Aşılama, yüzyılın ilk yarısında görülen etkileyici ölüm oranı düşüşlerini açıklamıyor... ABD'li çocuklarda bulaşıcı hastalık ölüm oranındaki düşüşün yaklaşık %90'ı, çok az antibiyotik veya aşının mevcut olduğu 1940'tan önce meydana geldi.
20. yüzyıl boyunca Amerikalıların sağlığındaki genel iyileşme, 2 eğilimdeki dramatik değişikliklerle en iyi şekilde örneklenmektedir:
1) yaşa göre düzeltilmiş ölüm oranı yaklaşık% 74 azalırken,
2) yaşam beklentisi% 56 arttı. Önde gelen ölüm nedenleri bulaşıcı hastalıklardan kronik hastalıklara kaymıştır.
1900 yılında, bulaşıcı solunum yolu hastalıkları tüm ölümlerin yaklaşık dörtte birini oluşturuyordu. 1998'de Amerika Birleşik Devletleri'nde önde gelen 10 ölüm nedeni sırasıyla kalp hastalığı ve kanserdi, bunu inme, kronik obstrüktif akciğer hastalığı, kazalar (kasıtsız yaralanmalar), zatürree ve grip, diyabet, intihar, böbrek hastalıkları ve kronik karaciğer hastalığı ve siroz. Bu önde gelen nedenler birlikte tüm ölümlerin %84'ünü oluşturuyordu.
Amerikan nüfusunun büyüklüğü ve bileşimi temel olarak doğurganlık oranı ve doğum sayısından etkilenir. Yüzyılın başından itibaren doğurganlık oranında 1936'da düşük bir noktaya kadar istikrarlı bir düşüş oldu.
Savaş sonrası bebek patlaması, 15 ila 44 yaşları arasındaki her 1000 kadından 123'ünün doğum yaptığı 1957'de zirveye ulaştı. Bundan sonra, doğurganlık oranları istikrarlı bir düşüşe başladı. Doğum sayısındaki eğilimler, doğurganlık oranındaki eğilimlere paraleldir.
1936'da başlayıp 1956'ya kadar devam eden bu süreçte, anne ölümlerinde 1935'te 100.000 canlı doğumda 582 olan ölümden 1956'da 40'a hızlı bir düşüş oldu. 1950'den bu yana anne ölüm oranı %90 oranında azalarak 1998'de 7,1'e düşmüştür.
Bebek ölüm oranı 20. yüzyılda üstel bir düşüş göstermiştir. 1915'te, 1000 canlı doğumda yaklaşık 100 beyaz bebek, yaşamın ilk yılında öldü; Siyah bebeklerin oranı neredeyse iki kat daha yüksekti. 1998'de bebek ölüm hızı genel olarak 7.2, beyaz bebekler için 6.0 ve siyah bebekler için 14.3 idi. 1 yaşından büyük çocuklar için, 20. yüzyılda ölüm oranındaki genel düşüş muhteşem olmuştur.

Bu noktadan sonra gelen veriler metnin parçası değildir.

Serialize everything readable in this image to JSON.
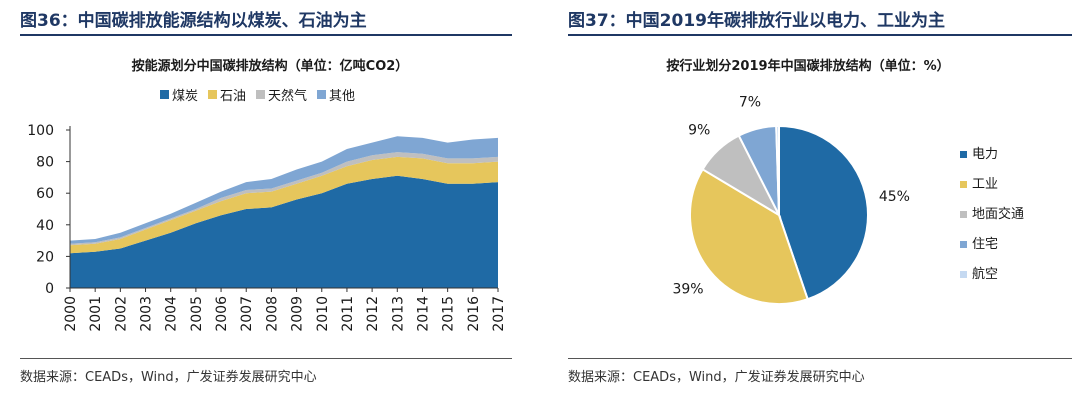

1900'de her 100 çocuktan >3'ü birinci ve 20. doğum günleri arasında öldü; Bugün, 1000'de <2'si ölüyor. 20. yüzyılın başında, çocuk ölümlerinin önde gelen nedenleri ishal hastalıkları, difteri, kızamık, zatürree ve grip, kızıl, tüberküloz, tifo ve paratifo ve boğmaca gibi bulaşıcı hastalıklardı.
1900 ve 1998 yılları arasında, bulaşıcı hastalıklara atfedilebilen çocuk ölümlerinin yüzdesi %61,6'dan %2'ye düşmüştür.
Kazalar 1900 yılında çocuk ölümlerinin %6,3'ünü, 1998 yılında ise %43,9'unu oluşturmuştur.
1900 ve 1998 yılları arasında, şimdi genellikle kasıtsız yaralanmalar olarak adlandırılan kazalardan kaynaklanan ölüm oranı, 47'den üçte iki oranında azaldı. 100.000 başına 5 ila 15.9 ölüm. Çocuk bağımlılık oranı, 20. yüzyılın çoğunda, özellikle ilk 70 yıl boyunca, yaşlı bağımlılık oranını çok aştı.
Yaşlı oranı o zamandan beri kademeli olarak artmıştır ve 2010 yılından itibaren beklenen büyük artış, 2 oranlarındaki farkın 2030 yılına kadar önemli ölçüde azalacağını göstermektedir.
21. yüzyılın zorluğu, çocukların ihtiyaçlarının yaşlanan büyük bir yaşlı nüfusa yönelik artan taleplerle nasıl dengeleneceğidir.